To further evaluate prognostic value of IFITM3, multivariate Cox proportional hazard models were constructed, selecting the expression levels of IFITM3 (high vs. low), age (≥ 60 vs. < 60 years), peripheral WBC count (≥ 15 × 109/L vs. < 15 × 109/L), BM blasts (≥ 70% vs. < 70%), PB blasts (≥ 70 vs. < 70%), FLT3-ITD (positive vs. negative), and common AML mutations (NPM1, DNMT3A, CEBPA, RUNX1, IDH1/IDH2, and NRAS/KRAS, mutated vs. wild type). Results were shown in Table 3.

Table 3 Multivariate analysis of EFS and OS

Multivariate analysis showed that high IFITM3 expression and age ≥ 60 years were independent risk factors for both EFS and OS (all P < 0.05). Besides, BM blasts ≥ 70%, PB blasts ≥ 70%, and DNMT3A mutation were independent risk factors for EFS (all P < 0.05) and RUNX1 mutation was an independent risk factor for OS (P < 0.05)

Discussion

In this retrospective study, we found that high IFITM3 expression was an adverse prognostic factor for AML, but not in those who underwent allo-HSCT, implying that allo-HSCT might be able to overcome its prognostic impact.

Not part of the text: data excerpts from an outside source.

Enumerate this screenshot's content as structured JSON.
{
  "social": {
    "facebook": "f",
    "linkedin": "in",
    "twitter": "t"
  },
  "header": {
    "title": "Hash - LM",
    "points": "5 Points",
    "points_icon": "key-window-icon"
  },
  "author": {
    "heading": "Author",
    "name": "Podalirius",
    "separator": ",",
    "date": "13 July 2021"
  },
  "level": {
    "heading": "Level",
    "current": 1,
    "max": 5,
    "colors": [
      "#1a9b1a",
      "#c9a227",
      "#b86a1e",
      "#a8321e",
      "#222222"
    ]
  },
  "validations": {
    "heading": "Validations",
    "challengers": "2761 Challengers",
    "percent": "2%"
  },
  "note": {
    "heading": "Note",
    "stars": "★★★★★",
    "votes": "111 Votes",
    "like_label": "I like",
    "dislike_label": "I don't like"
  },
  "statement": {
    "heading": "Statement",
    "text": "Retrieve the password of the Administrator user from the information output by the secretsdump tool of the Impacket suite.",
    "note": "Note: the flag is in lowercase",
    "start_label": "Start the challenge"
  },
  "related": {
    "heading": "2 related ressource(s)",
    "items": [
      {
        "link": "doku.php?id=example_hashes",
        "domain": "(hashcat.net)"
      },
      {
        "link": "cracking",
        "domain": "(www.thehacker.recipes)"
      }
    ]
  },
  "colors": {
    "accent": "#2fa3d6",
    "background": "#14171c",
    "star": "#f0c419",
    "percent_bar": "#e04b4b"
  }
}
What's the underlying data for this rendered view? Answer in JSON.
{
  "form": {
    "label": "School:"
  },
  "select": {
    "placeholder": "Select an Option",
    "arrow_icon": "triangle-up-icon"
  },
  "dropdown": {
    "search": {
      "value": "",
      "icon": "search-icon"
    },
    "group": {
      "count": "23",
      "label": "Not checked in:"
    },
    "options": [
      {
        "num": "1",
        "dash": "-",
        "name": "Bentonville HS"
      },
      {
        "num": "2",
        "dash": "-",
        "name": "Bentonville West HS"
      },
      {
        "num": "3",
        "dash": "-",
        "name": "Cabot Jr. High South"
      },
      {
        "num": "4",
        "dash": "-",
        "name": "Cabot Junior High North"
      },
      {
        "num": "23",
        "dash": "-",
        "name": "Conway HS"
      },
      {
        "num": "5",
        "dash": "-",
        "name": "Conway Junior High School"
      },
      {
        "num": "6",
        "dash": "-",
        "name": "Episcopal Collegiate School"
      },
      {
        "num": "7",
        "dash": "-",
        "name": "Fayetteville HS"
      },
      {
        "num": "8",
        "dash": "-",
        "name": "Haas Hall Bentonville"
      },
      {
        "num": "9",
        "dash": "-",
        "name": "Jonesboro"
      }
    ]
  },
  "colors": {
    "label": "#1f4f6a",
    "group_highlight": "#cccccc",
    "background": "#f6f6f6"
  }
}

Increasing number of studies have shown that IFITM3 participates in the development and progression of various tumors and is involved in myriads of cell biology processes, including cancer cell proliferation, invasion and metastasis, apoptosis, and the epithelial-to-mesenchymal transition (EMT). A study indicated that downregulating IFITM3 in U251 cells could inhibit cell proliferation and cloning, arrest the cell cycle in the G0/G1 phase, especially in the pre-G1 phase that could lead to apoptosis. In addition, the cell migration was also significantly suppressed after downregulation of IFITM3 [21]. In gastric cancer, high IFITM3 expression was found to promote tumor cell migration, invasion, and proliferation by activating Wnt/β-catenin signaling pathway. Another study revealed that IFITM3 silencing would effectively reverse the EMT phenotype and reduce MMP-2 and MMP-9 expression [22]. Overexpression of IFITM3 may also predict poor prognosis in stage IIA esophageal squamous cell carcinoma patients after Ivor Lewis esophagectomy [23]. Consistent with these findings, our study pointed out that IFITM3 might also be a tumor-promoting gene or oncogene in AML. Its overexpression coincided with other established poor prognostic factors, such as older age and complex karyotype, although its effect was independent.

Out results concurred with previous studies that age ≥ 60 years had unfavorable effects on AML survival, probably due to the higher mutation burden, poorer baseline performance status, and more co-morbidities in this age group [24]. We identified that BM blasts ≥ 70% and PB blasts ≥ 70% also were independent risk factors for EFS, consistent with a former finding that abnormal proliferation of BM blasts and PB blasts had significant negative effects on survival in AML [25]. In our study, DNMT3A mutation was an independent risk factor for EFS and RUNX1 mutation was an independent risk factor for OS, which was in line with other reports that DNMT3A mutation was associated with inferior DFS and a trend toward shorter OS in cytogenetically normal AML [26], and RUNX1 mutation being a strong independent predictor for inferior OS in complex karyotype AML [27].

In conclusion, high IFITM3 expression was associated with poor prognosis in AML, but its effects on survival could be overcome by allo-HSCT. Due to the small sample size, larger prospective researches are needed to further validate the role of IFITM3 as an independent poor prognostic factor for AML. In addition, precise experiments need to be designed to explain the mechanisms of IFITMs in tumorigenesis.